Immigration law expert Joanne Hennessy of Pinsent Masons, the law firm behind Out-Law, said: “Unless individuals are eligible, and willing, to use the online checking service, from 6 April 2022 employers will have to secure their original documents and either check them in their physical presence or via live video link".
"This will be the case for all British nationals, for example, who do not qualify for the online service. New arrivals to the UK may also be working remotely whilst self-isolating under Covid-19 requirements, making in-person checks impossible. Employees are, understandably, often nervous about sending original documents of this nature to enable checks via video link,” she said.
Introduced in response to the pandemic, the Covid-19 right to work check adjustments provide employers with a defence against a civil penalty where checks are performed based on scanned copies or photos of original documents. Checks can be carried out over video link, with the original documents in the possession of the individual. Alternatively, the employer may use the Home Office’s right to work check tool, with the permission of the individual, while in contact with them over video link.
The Home Office’s online right to work checking service is available in respect of individuals who hold a biometric residence permit or residence card, or who has been granted UK immigration status under the EU settlement scheme or points-based immigration system. The service can only be used with the permission of the individual, and employers are not permitted to discriminate against applicants who refuse to allow access to their records.
Businesses which employ individuals that they knew, or had reasonable cause to believe, did not have the right to work in the UK face civil and criminal penalties.

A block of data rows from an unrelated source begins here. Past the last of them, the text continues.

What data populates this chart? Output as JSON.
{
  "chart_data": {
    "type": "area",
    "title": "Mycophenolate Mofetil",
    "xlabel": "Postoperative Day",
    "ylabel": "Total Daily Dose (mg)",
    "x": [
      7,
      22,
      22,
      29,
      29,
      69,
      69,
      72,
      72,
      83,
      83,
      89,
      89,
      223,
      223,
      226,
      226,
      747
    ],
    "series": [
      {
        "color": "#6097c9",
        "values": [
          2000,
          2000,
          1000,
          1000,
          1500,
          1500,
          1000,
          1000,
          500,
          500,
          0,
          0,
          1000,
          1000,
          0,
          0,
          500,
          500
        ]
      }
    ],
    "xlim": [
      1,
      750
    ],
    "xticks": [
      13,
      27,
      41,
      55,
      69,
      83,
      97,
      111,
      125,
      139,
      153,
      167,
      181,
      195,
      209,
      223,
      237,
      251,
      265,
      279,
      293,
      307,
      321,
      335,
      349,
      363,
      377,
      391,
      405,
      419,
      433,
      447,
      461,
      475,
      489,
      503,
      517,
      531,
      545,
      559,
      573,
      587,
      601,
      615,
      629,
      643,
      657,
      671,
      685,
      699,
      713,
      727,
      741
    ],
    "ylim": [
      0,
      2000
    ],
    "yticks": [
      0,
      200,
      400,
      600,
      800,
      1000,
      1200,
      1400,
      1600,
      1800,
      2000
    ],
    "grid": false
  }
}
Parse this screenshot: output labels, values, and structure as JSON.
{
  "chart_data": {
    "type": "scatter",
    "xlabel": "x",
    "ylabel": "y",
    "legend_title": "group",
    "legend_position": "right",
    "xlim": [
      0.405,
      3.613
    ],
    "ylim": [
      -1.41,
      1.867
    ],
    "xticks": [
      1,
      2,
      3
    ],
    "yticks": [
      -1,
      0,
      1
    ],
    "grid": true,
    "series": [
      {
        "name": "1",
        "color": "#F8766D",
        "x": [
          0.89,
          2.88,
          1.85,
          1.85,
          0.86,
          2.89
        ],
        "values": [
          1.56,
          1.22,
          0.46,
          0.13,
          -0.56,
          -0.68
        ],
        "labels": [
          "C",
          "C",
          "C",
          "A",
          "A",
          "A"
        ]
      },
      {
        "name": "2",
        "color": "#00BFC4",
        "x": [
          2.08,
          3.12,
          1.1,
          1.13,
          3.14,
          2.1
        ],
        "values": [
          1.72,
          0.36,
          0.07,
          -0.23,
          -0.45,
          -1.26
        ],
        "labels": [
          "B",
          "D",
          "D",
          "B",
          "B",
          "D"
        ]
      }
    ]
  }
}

Editor's note 30/08/21: This story has been updated to reflect the government's announcement that this concession will now end on 5 April 2022.
Editor's note 18/06/21: This story has been updated to reflect the government's announcement that this concession will now end on 31 August 2021.
Editor's note 12/05/21: This story has been updated to reflect the government's announcement that this concession will end on 20 June 2021 and not 16 May 2021, as previously announced.